Qu’on me comprenne bien: je ne prétends aucunement que le projet d’abolir l’exploitation animale soit déjà gagné. De toute façon, je ne crois tout simplement pas au déterminisme historique. Au contraire, je pense que tous les acquis sociaux et politiques peuvent s’effondrer très facilement, à la moindre instabilité politique ou économique. S’il y a bien une chose que l’Histoire nous enseigne, c’est qu’il ne faut jamais tenir nos droits pour acquis. Et comme les animaux non humains représentent sans doute la classe sociale la plus vulnérable d’entre toutes, étant incapables de s’organiser pour résister ni de témoigner en notre langage des injustices qu’ils subissent, leur situation est condamnée à demeurer particulièrement précaire.

En revanche, il n’y a pas de raison de se priver de rêver, car l’égalité animale demeure un projet possible et réalisable, d’autant plus qu’il est solidement appuyé par de nombreux arguments moraux. Qui plus est, il semble actuellement prendre de l’ampleur. À l’ère d’Internet et des réseaux sociaux, les véganes isolés peuvent mieux communiquer et s’allier, l’information circule beaucoup plus facilement (incluant des tonnes de recettes et d’informations nutritionnelles au bout de quelques clics), les débats s’activent un peu partout et les organisations de défense animale s’organisent de mieux en mieux et se font entendre de manière encore plus grande.
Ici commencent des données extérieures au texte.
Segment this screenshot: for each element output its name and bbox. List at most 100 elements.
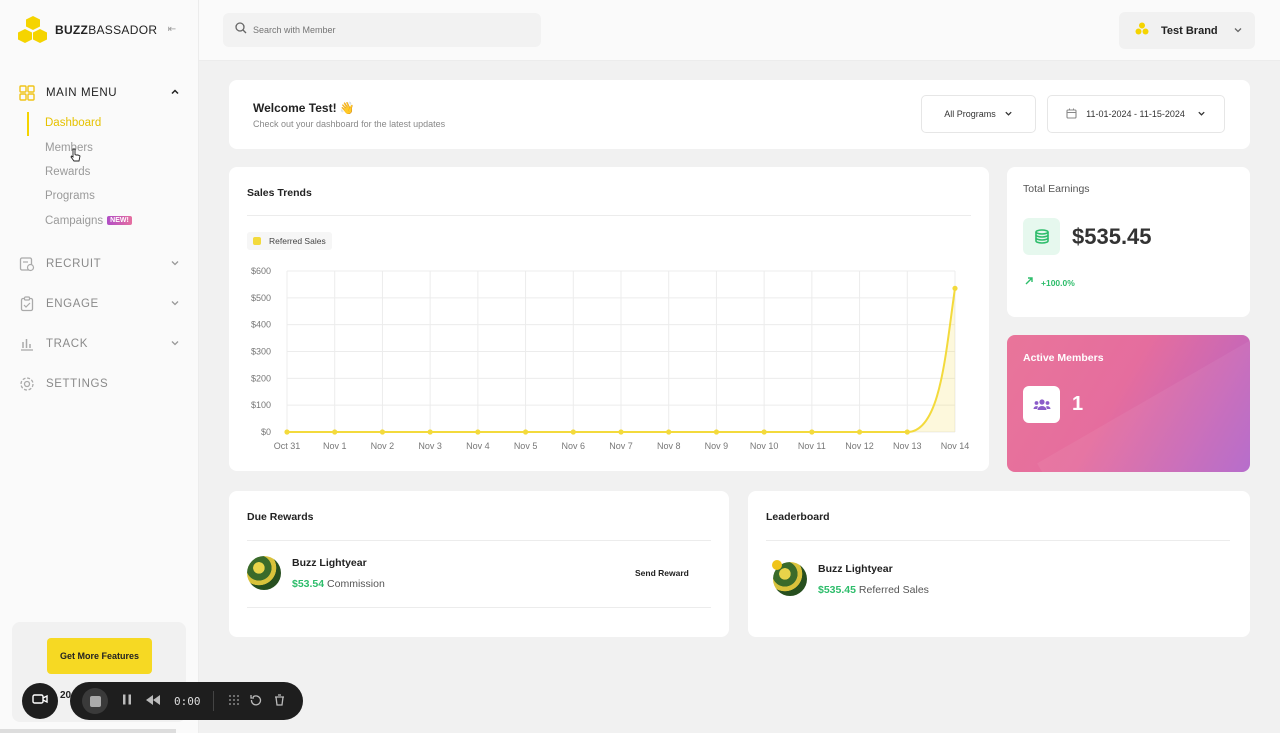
sales-trends-card: Sales Trends Referred Sales $0 $100 $200 $3… [229, 167, 989, 471]
legend-swatch [253, 237, 261, 245]
sidebar-item-dashboard[interactable]: Dashboard [45, 117, 101, 129]
trend-up-icon [1025, 277, 1033, 287]
brand-name: Test Brand [1161, 24, 1218, 37]
honeycomb-logo-icon [18, 16, 50, 44]
y-tick-label: $600 [251, 266, 271, 276]
nav-recruit[interactable]: RECRUIT [18, 255, 180, 273]
member-name[interactable]: Buzz Lightyear [292, 557, 367, 569]
data-point [475, 429, 481, 435]
total-earnings-card: Total Earnings $535.45 +100.0% [1007, 167, 1250, 317]
nav-engage-label: ENGAGE [46, 298, 99, 310]
divider [766, 540, 1230, 541]
sidebar-item-members[interactable]: Members [45, 142, 93, 154]
x-tick-label: Nov 7 [609, 441, 633, 451]
welcome-subtitle: Check out your dashboard for the latest … [253, 119, 446, 129]
active-members-card: Active Members 1 [1007, 335, 1250, 472]
leaderboard-title: Leaderboard [766, 511, 830, 523]
active-members-count: 1 [1072, 393, 1084, 415]
nav-recruit-label: RECRUIT [46, 258, 102, 270]
restart-icon[interactable] [249, 694, 262, 709]
data-point [332, 429, 338, 435]
sidebar-scrollbar[interactable] [0, 729, 176, 733]
welcome-card: Welcome Test! 👋 Check out your dashboard… [229, 80, 1250, 149]
y-tick-label: $300 [251, 347, 271, 357]
data-point [761, 429, 767, 435]
data-point [284, 429, 290, 435]
chevron-down-icon [1197, 109, 1206, 120]
total-earnings-amount: $535.45 [1072, 224, 1152, 249]
top-bar: Test Brand [199, 0, 1280, 61]
commission-label: Commission [327, 578, 385, 590]
sales-trends-chart: $0 $100 $200 $300 $400 $500 $600 Oct 31 Nov 1 Nov… [251, 266, 969, 451]
x-tick-label: Nov 13 [893, 441, 922, 451]
divider [247, 607, 711, 608]
search-icon [235, 21, 247, 39]
toolbar-divider [212, 691, 214, 711]
bar-chart-icon [18, 335, 36, 353]
total-earnings-title: Total Earnings [1023, 183, 1090, 195]
y-tick-label: $500 [251, 293, 271, 303]
chevron-down-icon [1233, 25, 1243, 37]
new-badge: NEW! [107, 216, 132, 226]
x-tick-label: Nov 10 [750, 441, 779, 451]
sidebar: BUZZBASSADOR ⇤ MAIN MENU Dashboard Membe… [0, 0, 199, 733]
x-tick-label: Nov 5 [514, 441, 538, 451]
sales-trends-title: Sales Trends [247, 187, 312, 199]
drag-handle-icon[interactable] [228, 694, 240, 709]
data-point [952, 285, 958, 291]
search-input[interactable] [253, 25, 513, 35]
x-tick-label: Nov 9 [705, 441, 729, 451]
programs-filter[interactable]: All Programs [921, 95, 1036, 133]
pause-icon[interactable] [122, 694, 132, 708]
collapse-sidebar-icon[interactable]: ⇤ [165, 22, 179, 36]
date-range-picker[interactable]: 11-01-2024 - 11-15-2024 [1047, 95, 1225, 133]
data-point [713, 429, 720, 435]
sidebar-item-programs[interactable]: Programs [45, 190, 95, 202]
nav-main-menu[interactable]: MAIN MENU [18, 84, 180, 102]
leaderboard-card: Leaderboard Buzz Lightyear $535.45 Refer… [748, 491, 1250, 637]
first-place-medal-icon [772, 560, 782, 570]
send-reward-button[interactable]: Send Reward [635, 568, 689, 578]
x-tick-label: Oct 31 [274, 441, 301, 451]
referred-sales-value: $535.45 [818, 584, 856, 596]
referred-sales-line: $535.45 Referred Sales [818, 584, 929, 596]
data-point [666, 429, 672, 435]
brand-logo[interactable]: BUZZBASSADOR [18, 16, 157, 44]
camera-toggle[interactable] [22, 683, 58, 719]
nav-settings[interactable]: SETTINGS [18, 375, 180, 393]
data-point [809, 429, 815, 435]
get-more-features-button[interactable]: Get More Features [47, 638, 152, 674]
data-point [379, 429, 386, 435]
nav-engage[interactable]: ENGAGE [18, 295, 180, 313]
chevron-up-icon [170, 87, 180, 100]
x-tick-label: Nov 12 [845, 441, 874, 451]
x-tick-label: Nov 3 [418, 441, 442, 451]
brand-avatar-icon [1135, 22, 1149, 40]
calendar-icon [1066, 108, 1077, 121]
active-indicator [27, 112, 29, 136]
legend-label: Referred Sales [269, 236, 326, 246]
trash-icon[interactable] [274, 693, 285, 709]
x-tick-label: Nov 6 [562, 441, 586, 451]
stop-icon [89, 695, 101, 707]
divider [247, 540, 711, 541]
nav-settings-label: SETTINGS [46, 378, 109, 390]
sidebar-item-rewards[interactable]: Rewards [45, 166, 90, 178]
data-point [570, 429, 576, 435]
leader-name[interactable]: Buzz Lightyear [818, 563, 893, 575]
x-tick-label: Nov 11 [798, 441, 826, 451]
chart-legend[interactable]: Referred Sales [247, 232, 332, 250]
nav-main-menu-label: MAIN MENU [46, 87, 118, 99]
nav-track[interactable]: TRACK [18, 335, 180, 353]
users-icon [1023, 386, 1060, 423]
search-box[interactable] [223, 13, 541, 47]
chevron-down-icon [170, 258, 180, 271]
cursor-icon [70, 148, 82, 167]
stop-recording-button[interactable] [82, 688, 108, 714]
avatar[interactable] [247, 556, 281, 590]
data-point [618, 429, 624, 435]
sidebar-item-campaigns[interactable]: Campaigns NEW! [45, 215, 132, 227]
campaigns-label: Campaigns [45, 215, 104, 227]
account-switcher[interactable]: Test Brand [1119, 12, 1255, 49]
rewind-icon[interactable] [146, 694, 160, 708]
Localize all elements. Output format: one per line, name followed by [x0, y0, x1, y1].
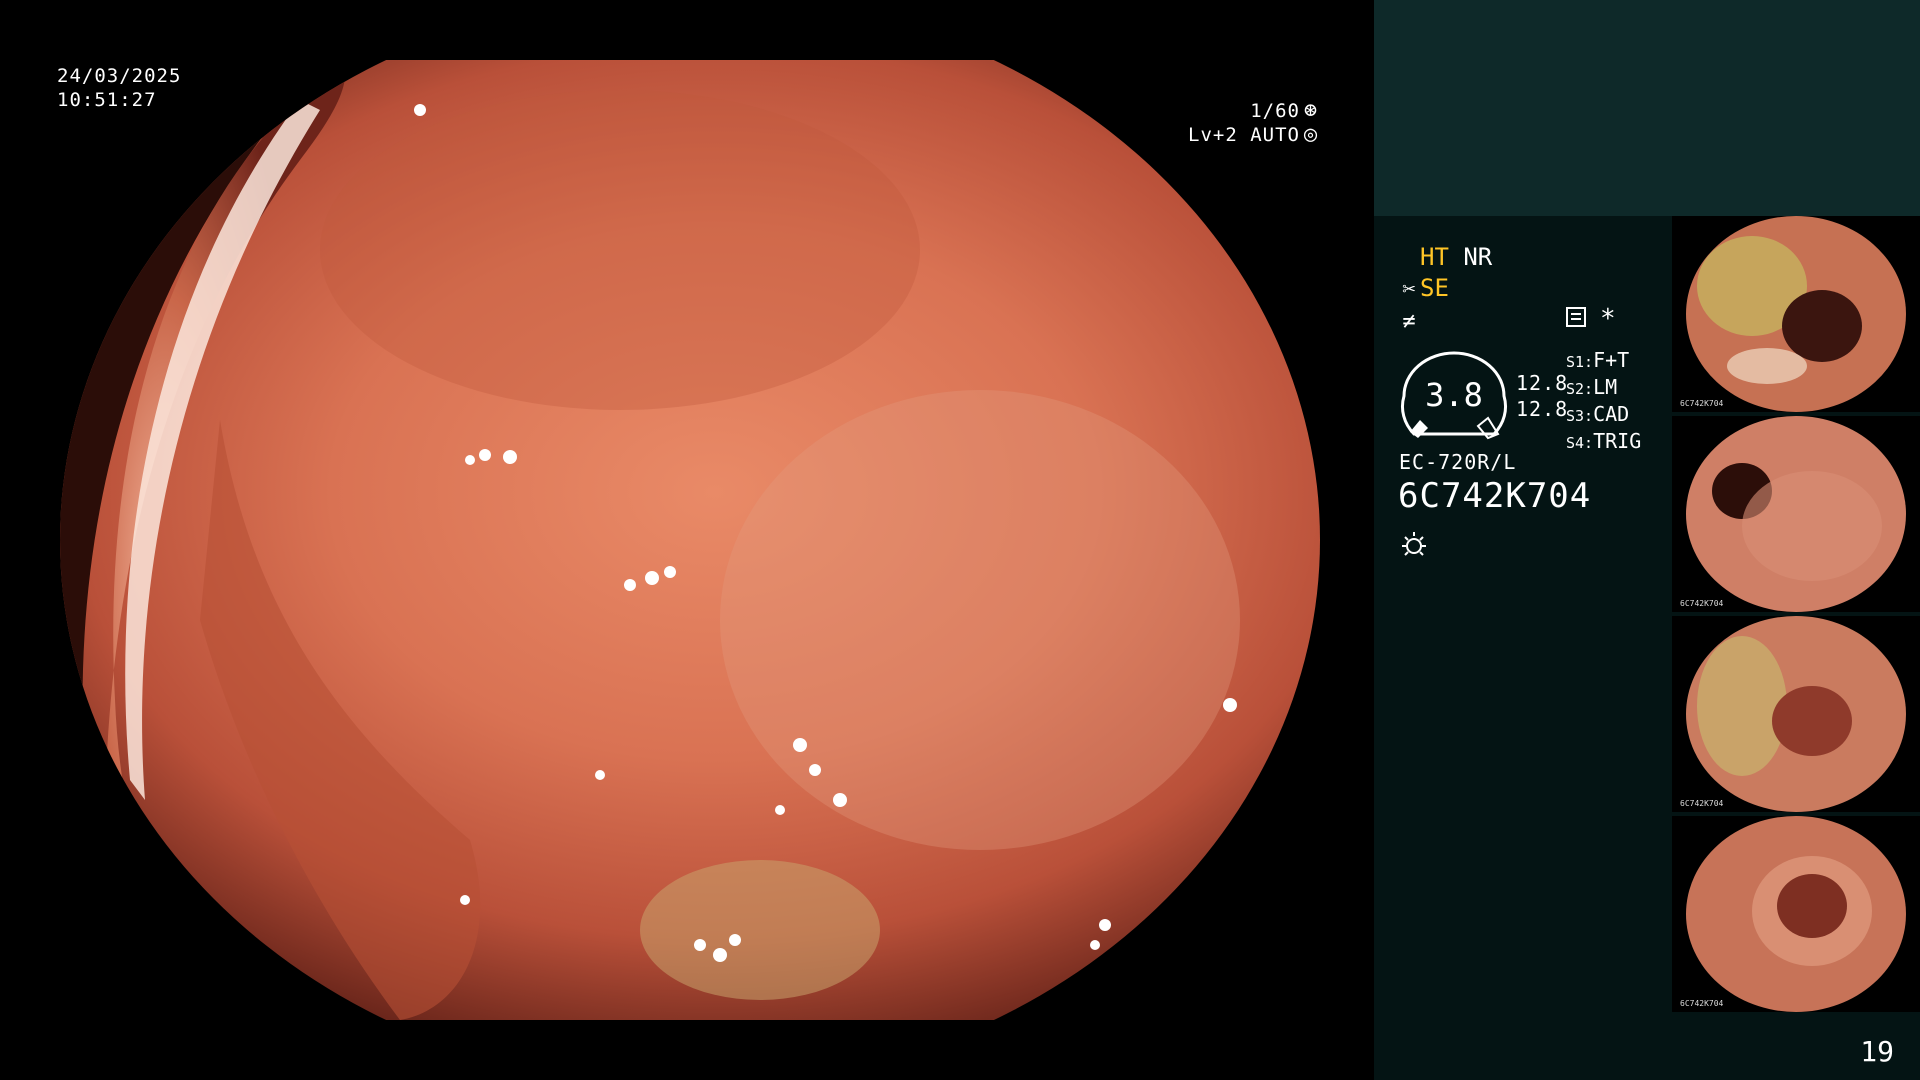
thumbnail-strip: 6C742K704 6C742K704 6C742K704 6C742K704: [1672, 216, 1920, 1016]
meter-value-a: 12.8: [1516, 371, 1569, 395]
exposure-overlay: 1/60 ⊛ Lv+2 AUTO ◎: [1188, 99, 1322, 147]
endoscopic-main-view: 24/03/2025 10:51:27 1/60 ⊛ Lv+2 AUTO ◎: [0, 0, 1374, 1080]
side-panel-header: [1374, 0, 1920, 216]
datetime-overlay: 24/03/2025 10:51:27: [57, 64, 181, 112]
setting-s4: S4:TRIG: [1566, 429, 1642, 453]
shutter-icon: ⊛: [1303, 98, 1319, 123]
settings-list: S1:F+T S2:LM S3:CAD S4:TRIG: [1566, 348, 1641, 456]
meter-values: 12.8 12.8: [1516, 370, 1568, 422]
level-text: Lv+2 AUTO: [1188, 124, 1300, 146]
mode-primary: HT: [1420, 243, 1449, 271]
thumbnail-4[interactable]: 6C742K704: [1672, 816, 1920, 1012]
status-lines: HT NR ✂ SE ≠: [1398, 242, 1492, 337]
light-icon: [1398, 528, 1430, 564]
meter-value: 3.8: [1425, 376, 1483, 414]
mode-icon: [1565, 306, 1587, 332]
brightness-meter: 3.8: [1398, 350, 1510, 446]
se-label: SE: [1420, 274, 1449, 302]
mode-secondary: NR: [1463, 243, 1493, 271]
setting-s2: S2:LM: [1566, 375, 1618, 399]
serial-number: 6C742K704: [1398, 476, 1592, 516]
time-text: 10:51:27: [57, 89, 157, 111]
side-panel: HT NR ✂ SE ≠ * 3.8 12.8 12.8 S1:F+T S2:LM…: [1374, 0, 1920, 1080]
thumbnail-3[interactable]: 6C742K704: [1672, 616, 1920, 812]
filter-icon: ≠: [1402, 309, 1416, 334]
scope-model: EC-720R/L: [1399, 450, 1517, 474]
endoscopic-image: [60, 60, 1320, 1020]
auto-icon: ◎: [1303, 122, 1319, 147]
setting-s3: S3:CAD: [1566, 402, 1630, 426]
page-number: 19: [1860, 1035, 1894, 1068]
scissors-icon: ✂: [1402, 277, 1416, 302]
setting-s1: S1:F+T: [1566, 348, 1630, 372]
thumbnail-1[interactable]: 6C742K704: [1672, 216, 1920, 412]
star-indicator: *: [1600, 304, 1616, 334]
meter-value-b: 12.8: [1516, 397, 1569, 421]
date-text: 24/03/2025: [57, 65, 182, 87]
shutter-text: 1/60: [1250, 100, 1300, 122]
thumbnail-2[interactable]: 6C742K704: [1672, 416, 1920, 612]
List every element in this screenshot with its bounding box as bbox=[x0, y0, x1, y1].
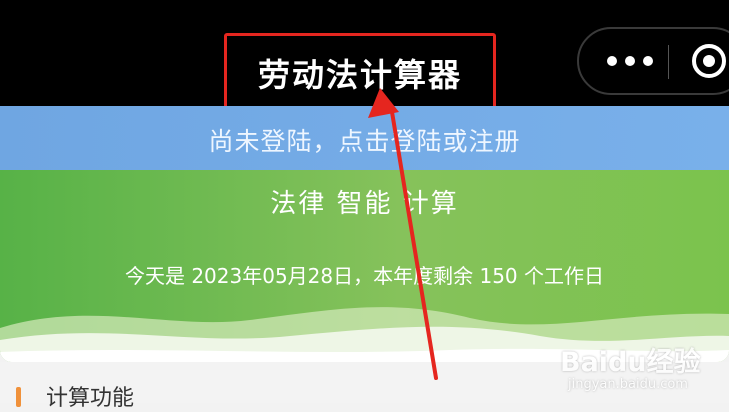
watermark-url: jingyan.baidu.com bbox=[568, 377, 688, 392]
more-dots-icon[interactable] bbox=[601, 47, 661, 75]
section-accent-bar bbox=[16, 387, 21, 407]
target-circle-icon[interactable] bbox=[692, 44, 726, 78]
login-prompt[interactable]: 尚未登陆，点击登陆或注册 bbox=[0, 122, 729, 158]
title-highlight-box: 劳动法计算器 bbox=[224, 33, 496, 109]
section-title: 计算功能 bbox=[46, 386, 135, 411]
baidu-watermark: Baidu经验 jingyan.baidu.com bbox=[560, 340, 725, 400]
title-bar: 劳动法计算器 bbox=[0, 0, 729, 109]
hero-card: 法律 智能 计算 今天是 2023年05月28日，本年度剩余 150 个工作日 bbox=[0, 140, 729, 362]
login-banner[interactable]: 尚未登陆，点击登陆或注册 bbox=[0, 106, 729, 170]
capsule-divider bbox=[668, 45, 669, 79]
mini-program-capsule[interactable] bbox=[577, 27, 729, 95]
watermark-logo-text: Baidu经验 bbox=[560, 347, 701, 378]
hero-date-line: 今天是 2023年05月28日，本年度剩余 150 个工作日 bbox=[124, 264, 605, 288]
page-title: 劳动法计算器 bbox=[257, 56, 462, 94]
hero-subtitle: 法律 智能 计算 bbox=[270, 189, 459, 219]
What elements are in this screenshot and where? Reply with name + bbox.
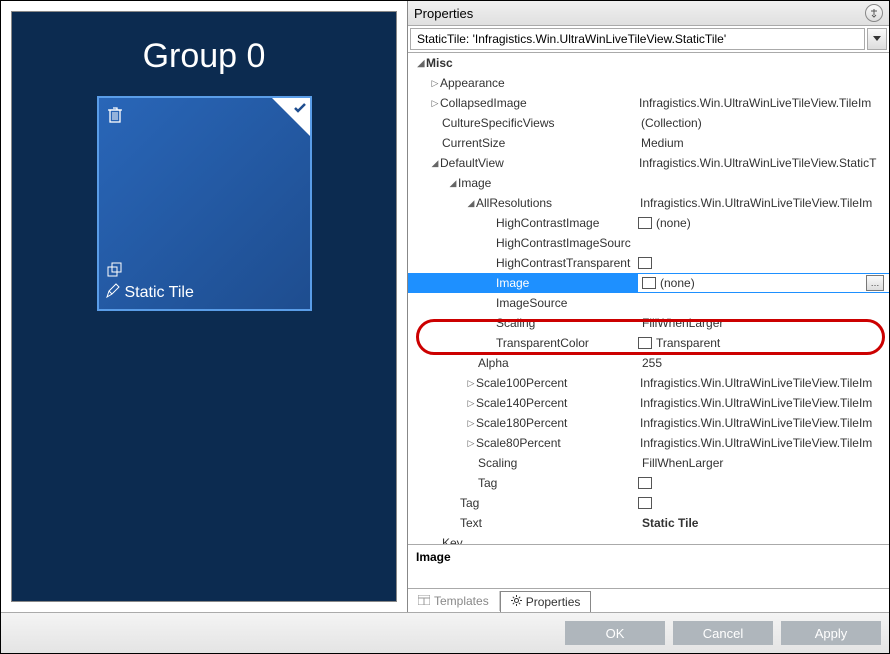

Il ne faut pas oublier qu’historiquement, les mouvements sociaux ont souvent commencé de manière modeste. Comme l’aurait dit Margaret Mead, « ne doutez jamais qu’un petit groupe de citoyens réfléchis et déterminés puisse changer le monde; en effet, c’est la seule chose qui y est jamais parvenu. » (traduction libre) Par exemple, le mouvement pour l’abolition de l’esclavage a commencé de manière marginale et ne représentait pendant quelque temps, du moins aux États-Unis, qu’une faible minorité très peu prise au sérieux. Mais leurs idées ont fait leur chemin au fil des actions politiques et des contingences historiques. Par ailleurs, bien que discutable, une étude de psychologie sociale suggère qu’il suffit d’un seuil de 10 % de gens fermement convaincus à une nouvelle idée pour que celle-ci se répande dans le reste du groupe. Il existe évidemment de nombreux contre-exemples à cette hypothèse, et il est encore moins sûr qu’elle soit applicable à l’ensemble d’une société, mais n’empêche qu’il suffit de se rappeler que le pourcentage d’adhérents à une philosophie (et inversement, le nombre de gens qui y résistent) ne détermine pas si celle-ci pourra prendre de l’ampleur en tant que mouvement social. En un mot, la progression peut devenir exponentielle, et la clé se retrouve dans la détermination, l’organisation et l’action de ce groupe. L’Histoire nous appartient, et pour que ce mouvement réussisse, il faudra trouver des manières originales pour diffuser nos idées et toucher le coeur et l’esprit de la population générale.